The body is an extension of the
bicycle, the bicycle the body. Years later, now, these two shadows—that shadow
of my bicycle in the crevices of bone, in the sinew and cartilage of muscle the
triangle shape of its frame, in the balls of the hip socket the wheels, and in
the ropes of muscle its spokes. But also and more so, in those same crevices
and cells there in the imbalance of sugar and the need of manufactured insulin.
The imbalance of how food and activity
are processed in the body. There was another, secret, imbalance that went on.
How to know the inner most secrets of the body? How to prepare?
For the
non-diabetic reader, I think these reflections may well be of interest in a
different way, since the struggles of managing blood sugar levels are likely
something that most non-diabetics have never considered.
Blomer is
not your typical North American traveler, fresh off the bike, swept away by the
exoticness of Asia. Her parents were from Zimbabwe, giving her a complicated
perspective on colonialism. And she and Gadd had lived in Japan for a few years
prior to the bike trip, spoke passable Japanese, were already familiar with
some Asian codes of conduct and somewhat accustomed to life as white minorities
in Asia.
This
confidence allows her to navigate some awkward moments of cultural discomfort,
where her white privilege bumps up against opportunistic requests by some
people she meets. These moments are tricky for any traveler, but Blomer and
Gadd treat them with a mixture of sensitivity and reasonable skepticism. Only
occasionally did I detect an over-earnestness about issues of privilege and
colonial guilt (“Is riding my bike
enough?").
You’re
always aware that Blomer is a poet. The writing is, not surprisingly, lyrical,
attuned to details, flashes of beauty. (At one point Blomer mentions Karen
Connelly’s Touch the Dragon, a travel
book about Thailand with a very similar poetic feel, which I was reminded of
numerous times reading Sugar Ride.)
The same rain that we’d stayed ahead
of since Vietnam is now alongside us. Pelting us. Restless, we argue, standing
on the beach, about our future. Or we argue about our lack of new things to say
about it. We push and pull at each other. Perhaps we are getting bored of each
other’s company. Perhaps weary of riding in the rain. We have exactly one month
left. We fly on November twenty-seventh. Home scratches at our soft edges.

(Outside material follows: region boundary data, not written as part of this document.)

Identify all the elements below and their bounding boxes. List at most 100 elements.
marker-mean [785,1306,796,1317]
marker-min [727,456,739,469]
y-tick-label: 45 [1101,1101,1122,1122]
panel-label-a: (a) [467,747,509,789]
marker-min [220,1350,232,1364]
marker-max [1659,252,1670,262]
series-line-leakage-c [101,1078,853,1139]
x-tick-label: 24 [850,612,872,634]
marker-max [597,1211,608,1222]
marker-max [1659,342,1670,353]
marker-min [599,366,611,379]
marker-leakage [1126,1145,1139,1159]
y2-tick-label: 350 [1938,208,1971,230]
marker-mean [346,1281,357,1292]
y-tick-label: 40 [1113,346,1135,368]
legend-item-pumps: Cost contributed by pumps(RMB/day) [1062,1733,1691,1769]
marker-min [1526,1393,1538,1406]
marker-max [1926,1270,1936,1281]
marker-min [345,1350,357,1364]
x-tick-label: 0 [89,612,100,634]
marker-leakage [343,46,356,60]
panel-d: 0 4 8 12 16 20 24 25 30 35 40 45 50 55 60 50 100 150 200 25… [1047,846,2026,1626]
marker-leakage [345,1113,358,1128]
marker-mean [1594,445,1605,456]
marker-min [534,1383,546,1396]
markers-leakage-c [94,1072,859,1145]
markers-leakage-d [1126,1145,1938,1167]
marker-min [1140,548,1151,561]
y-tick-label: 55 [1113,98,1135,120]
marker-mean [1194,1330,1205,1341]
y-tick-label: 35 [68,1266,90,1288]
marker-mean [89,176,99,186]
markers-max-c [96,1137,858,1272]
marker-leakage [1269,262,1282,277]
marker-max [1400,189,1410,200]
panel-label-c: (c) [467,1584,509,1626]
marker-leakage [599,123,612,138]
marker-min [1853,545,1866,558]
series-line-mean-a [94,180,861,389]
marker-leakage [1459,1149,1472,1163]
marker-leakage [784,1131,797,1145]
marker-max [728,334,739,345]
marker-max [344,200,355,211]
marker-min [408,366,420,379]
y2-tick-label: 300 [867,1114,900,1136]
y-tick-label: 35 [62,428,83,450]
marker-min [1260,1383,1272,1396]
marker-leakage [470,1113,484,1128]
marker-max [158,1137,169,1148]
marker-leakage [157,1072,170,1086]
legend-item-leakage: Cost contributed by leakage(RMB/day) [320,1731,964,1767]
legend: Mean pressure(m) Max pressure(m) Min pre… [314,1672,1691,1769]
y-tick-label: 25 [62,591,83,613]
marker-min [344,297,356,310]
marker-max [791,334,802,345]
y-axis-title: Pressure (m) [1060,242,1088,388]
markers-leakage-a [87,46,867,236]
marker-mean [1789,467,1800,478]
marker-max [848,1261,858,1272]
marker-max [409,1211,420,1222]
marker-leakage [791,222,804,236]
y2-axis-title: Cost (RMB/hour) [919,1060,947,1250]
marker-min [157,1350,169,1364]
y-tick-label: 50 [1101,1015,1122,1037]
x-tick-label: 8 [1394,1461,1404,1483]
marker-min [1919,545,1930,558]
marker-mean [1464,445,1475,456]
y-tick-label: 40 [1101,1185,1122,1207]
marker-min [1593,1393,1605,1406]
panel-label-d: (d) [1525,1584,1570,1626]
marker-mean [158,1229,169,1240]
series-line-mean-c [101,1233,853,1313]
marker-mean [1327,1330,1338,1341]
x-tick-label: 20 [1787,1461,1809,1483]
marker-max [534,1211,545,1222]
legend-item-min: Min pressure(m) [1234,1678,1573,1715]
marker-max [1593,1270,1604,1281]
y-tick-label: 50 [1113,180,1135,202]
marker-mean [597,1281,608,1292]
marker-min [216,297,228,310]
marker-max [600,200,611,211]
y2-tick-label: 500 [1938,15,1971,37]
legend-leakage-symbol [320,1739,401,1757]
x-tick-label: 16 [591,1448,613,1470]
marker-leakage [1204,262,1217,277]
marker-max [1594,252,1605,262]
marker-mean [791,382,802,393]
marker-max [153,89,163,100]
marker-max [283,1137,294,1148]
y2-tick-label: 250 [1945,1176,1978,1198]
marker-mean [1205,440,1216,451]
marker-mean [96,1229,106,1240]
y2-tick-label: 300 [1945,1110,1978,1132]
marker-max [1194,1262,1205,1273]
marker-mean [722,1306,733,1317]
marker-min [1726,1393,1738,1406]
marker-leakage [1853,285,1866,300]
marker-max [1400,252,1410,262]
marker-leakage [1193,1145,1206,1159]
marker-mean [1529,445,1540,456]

Edges raised as braille, silent as rain, as language signed. Tongues held
quiet.
I like this
book a lot, but it won’t be everyone’s cup of green tea. It's not exactly packed with incident. But if you like travel
writing that’s subtle, impressionistic, poetic, and reflective, then Sugar Ride may hit your literary sweet
spot.
Wow! This does feel like the perfect read for you. I've always been mystified by how you juggle cycling and blood sugar levels. I would like to read this one too.